Für die Erhebung der Übernachtungssteuer gibt es verschiedene Modelle. Kommunen geben beispielsweise einen relativen Steuersatz von fünf Prozent auf den jeweiligen Übernachtungspreis an. Es werden aber auch absolute Steuersätze von einem oder zwei Euro pro Übernachtung angesetzt. In Nettetal wird pauschal ein Euro pro Übernachtung erhoben. Je nachdem, welches Steuermodell in Kempen eingeführt werden würden, könnte dies zu Einnahmen von etwa 100 000 Euro pro Jahr führen. Damit verrechnet werden müsste allerdings der Verwaltungsmehraufwand, den die Stadt dadurch hätte. Darauf weist der Stadtkämmerer ausdrücklich hin.
Interessant könnte die Erhebung einer zusätzlichen Touristensteuer für Kempen werden, wenn das geplante Hotel am Aqua Sol in einigen Jahren in Betrieb geht. Das „Havenhostel“ von Investor Jens Grotelüschen soll 240 Betten bekommen. Bei entsprechender Auslastung würde das die Übernachtungszahlen in Kempen deutlich ansteigen lassen. Das könnte bei Einführung der Übernachtungssteuer zu erheblichen Mehreinnahmen in der Stadtkasse führen.
In der Übernachtungsbranche wird die zusätzliche Abgabe indes kritisch gesehen. Die Hotelbetreiber müssten sie an ihre Gäste weitergeben, ähnlich der in Kurorten erhobenen Kurtaxe. Der Hotel- und Gaststättenverband (Dehoga) lehnt eine Kulturförderabgabe ab. Sie sorge nur für ein Verwaltungsmehraufwand bei den Beherbergungsbetrieben. Hoteliers müssten sich zudem gegenüber verärgerten Kunden rechtfertigen, heißt es beim Branchenverband.

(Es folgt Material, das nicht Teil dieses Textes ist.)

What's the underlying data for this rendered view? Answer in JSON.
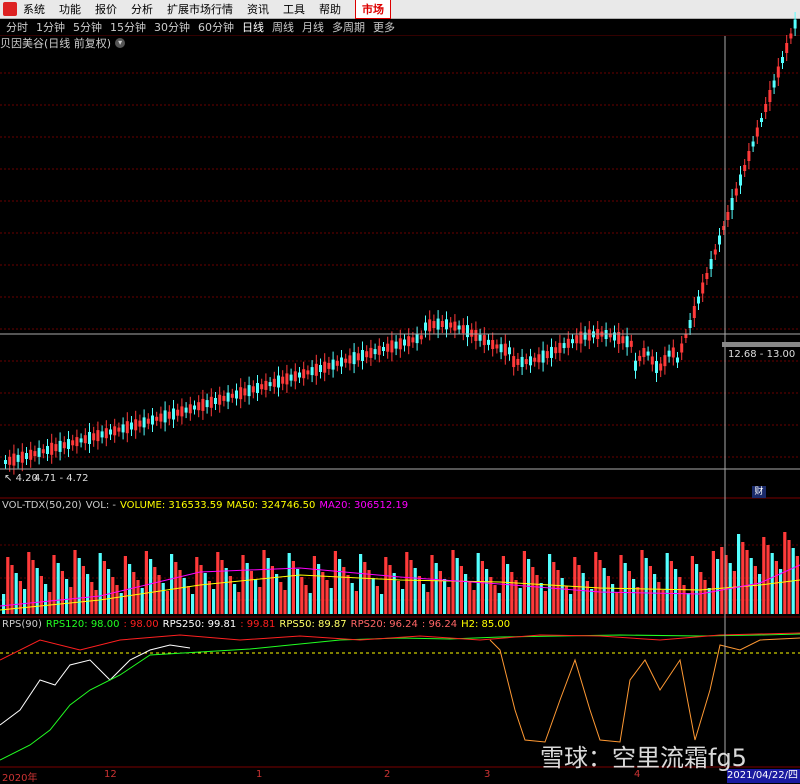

Für die Kempener CDU ist wichtig, dass mögliche Einnahmen aus einer Touristensteuer für die Verbesserung des touristischen Angebots in der Thomasstadt verwendet würden. So könnte damit die Tourismusinformation, die demnächst im Klosterhof eröffnet werden soll, finanziert werden.